Ceci tient à une cinquième vérité, qui est plus morale que physique : c’est qu’il est plus aisé, plus sûr et plus profitable de faire, surtout en ce genre, de la mauvaise marchandise que de la bonne. Il est bien plus commode de suivre la routine qu’on trouve établie dans les forges que de chercher à en perfectionner l’art. Pourquoi vouloir faire du bon fer ? disent la plupart des maîtres de forges ; on ne le vendra pas une pistole au-dessus du fer commun, et il nous reviendra peut-être à trois ou quatre de plus, sans compter les risques et les frais des expériences et des essais, qui ne réussissent pas tous à beaucoup près. Malheureusement cela n’est que trop vrai : nous ne profiterons jamais de l’avantage naturel de nos mines, ni même de notre intelligence, qui vaut bien celle des étrangers, tant que le gouvernement ne donnera pas à cet objet plus d’attention, tant qu’on ne favorisera pas le petit nombre de manufactures où l’on fait du bon fer, et qu’on permettra l’entrée des fers étrangers. Il me semble que l’on peut démontrer avec la dernière évidence le tort que cela fait aux arts et à l’État ; mais je m’écarterais trop de mon sujet si j’entrais ici dans cette discussion.

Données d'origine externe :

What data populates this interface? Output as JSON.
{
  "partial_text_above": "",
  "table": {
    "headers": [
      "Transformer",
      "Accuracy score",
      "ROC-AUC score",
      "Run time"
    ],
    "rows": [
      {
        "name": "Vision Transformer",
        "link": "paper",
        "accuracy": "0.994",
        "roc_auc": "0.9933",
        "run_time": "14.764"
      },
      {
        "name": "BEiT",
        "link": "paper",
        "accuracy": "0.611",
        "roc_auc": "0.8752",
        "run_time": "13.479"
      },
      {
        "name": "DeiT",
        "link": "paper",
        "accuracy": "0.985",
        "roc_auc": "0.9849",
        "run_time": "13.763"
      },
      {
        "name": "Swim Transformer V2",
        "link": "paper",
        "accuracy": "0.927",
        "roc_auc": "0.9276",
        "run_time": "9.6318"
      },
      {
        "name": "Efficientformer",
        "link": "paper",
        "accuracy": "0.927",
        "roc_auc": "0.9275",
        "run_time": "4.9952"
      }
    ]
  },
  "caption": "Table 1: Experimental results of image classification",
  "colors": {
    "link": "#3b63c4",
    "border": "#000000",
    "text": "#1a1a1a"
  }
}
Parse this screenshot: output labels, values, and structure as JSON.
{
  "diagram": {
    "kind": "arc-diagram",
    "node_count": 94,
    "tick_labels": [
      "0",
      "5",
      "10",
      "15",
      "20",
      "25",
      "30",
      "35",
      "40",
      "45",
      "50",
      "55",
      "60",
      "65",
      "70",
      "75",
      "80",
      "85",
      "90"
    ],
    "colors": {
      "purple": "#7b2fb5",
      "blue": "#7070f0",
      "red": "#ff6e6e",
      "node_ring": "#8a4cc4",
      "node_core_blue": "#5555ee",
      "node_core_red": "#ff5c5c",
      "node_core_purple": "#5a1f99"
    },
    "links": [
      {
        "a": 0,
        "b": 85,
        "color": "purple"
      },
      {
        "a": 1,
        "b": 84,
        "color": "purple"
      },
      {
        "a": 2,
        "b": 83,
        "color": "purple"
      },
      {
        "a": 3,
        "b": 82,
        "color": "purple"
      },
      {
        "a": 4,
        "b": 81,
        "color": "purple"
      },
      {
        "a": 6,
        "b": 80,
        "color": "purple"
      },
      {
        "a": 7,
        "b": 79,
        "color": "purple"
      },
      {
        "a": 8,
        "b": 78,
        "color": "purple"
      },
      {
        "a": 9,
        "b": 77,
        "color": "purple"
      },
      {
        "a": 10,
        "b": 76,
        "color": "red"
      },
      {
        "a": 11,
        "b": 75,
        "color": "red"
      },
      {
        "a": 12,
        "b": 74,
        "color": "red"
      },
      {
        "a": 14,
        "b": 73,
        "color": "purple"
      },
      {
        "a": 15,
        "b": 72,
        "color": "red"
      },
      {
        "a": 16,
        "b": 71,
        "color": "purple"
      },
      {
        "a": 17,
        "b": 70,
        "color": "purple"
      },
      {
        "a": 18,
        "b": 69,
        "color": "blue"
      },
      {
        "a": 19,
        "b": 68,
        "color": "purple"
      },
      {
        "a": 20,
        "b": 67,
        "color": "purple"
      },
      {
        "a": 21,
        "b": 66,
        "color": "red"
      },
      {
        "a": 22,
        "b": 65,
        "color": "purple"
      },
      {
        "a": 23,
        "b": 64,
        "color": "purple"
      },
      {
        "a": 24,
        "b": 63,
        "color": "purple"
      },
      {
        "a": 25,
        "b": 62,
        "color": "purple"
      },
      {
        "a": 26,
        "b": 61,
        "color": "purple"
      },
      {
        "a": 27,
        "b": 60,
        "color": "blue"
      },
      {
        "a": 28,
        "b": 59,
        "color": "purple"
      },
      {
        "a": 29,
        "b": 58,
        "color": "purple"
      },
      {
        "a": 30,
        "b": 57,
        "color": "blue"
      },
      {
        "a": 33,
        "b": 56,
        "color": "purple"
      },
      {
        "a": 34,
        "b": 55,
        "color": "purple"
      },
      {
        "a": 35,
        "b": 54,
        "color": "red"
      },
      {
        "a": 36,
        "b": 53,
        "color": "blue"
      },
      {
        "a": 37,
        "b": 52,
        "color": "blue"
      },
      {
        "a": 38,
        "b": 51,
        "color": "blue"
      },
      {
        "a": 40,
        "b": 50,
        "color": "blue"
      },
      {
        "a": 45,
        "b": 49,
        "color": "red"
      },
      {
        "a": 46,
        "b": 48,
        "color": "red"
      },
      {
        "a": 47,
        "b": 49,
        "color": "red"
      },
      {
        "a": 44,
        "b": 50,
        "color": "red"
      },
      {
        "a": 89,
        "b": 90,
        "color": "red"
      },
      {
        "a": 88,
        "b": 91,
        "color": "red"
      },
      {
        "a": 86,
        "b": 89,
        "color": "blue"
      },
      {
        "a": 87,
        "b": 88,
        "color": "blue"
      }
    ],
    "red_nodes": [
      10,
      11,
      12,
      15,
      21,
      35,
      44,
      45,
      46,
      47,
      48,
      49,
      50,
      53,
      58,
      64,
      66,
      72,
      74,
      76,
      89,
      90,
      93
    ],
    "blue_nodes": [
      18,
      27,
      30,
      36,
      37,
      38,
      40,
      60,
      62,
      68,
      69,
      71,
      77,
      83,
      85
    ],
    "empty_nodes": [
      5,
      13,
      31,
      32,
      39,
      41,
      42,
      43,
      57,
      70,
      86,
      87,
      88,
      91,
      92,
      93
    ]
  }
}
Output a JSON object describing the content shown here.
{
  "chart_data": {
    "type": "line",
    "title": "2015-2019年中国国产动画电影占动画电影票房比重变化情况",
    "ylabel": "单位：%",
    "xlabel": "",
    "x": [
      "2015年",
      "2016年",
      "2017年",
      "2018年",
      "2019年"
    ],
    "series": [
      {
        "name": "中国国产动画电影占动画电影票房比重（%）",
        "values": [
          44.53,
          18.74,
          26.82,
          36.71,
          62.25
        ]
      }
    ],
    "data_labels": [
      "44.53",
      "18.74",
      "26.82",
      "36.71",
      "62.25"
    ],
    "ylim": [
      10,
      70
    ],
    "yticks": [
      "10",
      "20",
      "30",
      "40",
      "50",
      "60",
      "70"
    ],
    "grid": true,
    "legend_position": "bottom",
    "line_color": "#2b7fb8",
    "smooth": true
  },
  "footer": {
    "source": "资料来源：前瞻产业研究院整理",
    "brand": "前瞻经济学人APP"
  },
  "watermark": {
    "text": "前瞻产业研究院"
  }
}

Tout ce que je puis assurer comme une sixième vérité, c’est qu’avec toutes sortes de mines on peut toujours obtenir du fer de même qualité : j’ai fait brûler et fondre successivement dans mon plus grand fourneau, qui a 23 pieds de hauteur, sept espèces de mines différentes, tirées à deux, trois et quatre lieues de distance les unes des autres, dans des terrains tous différents, les unes en grains plus gros que des pois, les autres en grains gros comme des chevrotines, plomb à lièvre, et les autres plus menues que le plus petit plomb à tirer ; et de ces sept différentes espèces de mine, dont j’ai fait fondre plusieurs centaines de milliers, j’ai toujours eu le même fer : ce fer est bien connu, non seulement dans la province de Bourgogne où sont situées mes forges, mais même à Paris, où s’en fait le principal débit, et il est regardé comme de très bonne qualité. On serait donc fondé à croire que j’ai toujours employé la même mine, qui, toujours traitée de la même façon, m’aurait constamment donné le même produit, tandis que, dans le vrai, j’ai usé de toutes les mines que j’ai pu découvrir, et que ce n’est qu’en vertu des précautions et des soins que j’ai pris de les traiter différemment que je suis parvenu à en tirer un résultat semblable, et un produit de même qualité. Voici les observations et les expériences que j’ai faites à ce sujet : elles seront utiles et même nécessaires à tous ceux qui voudront connaître la qualité des mines qu’ils emploient.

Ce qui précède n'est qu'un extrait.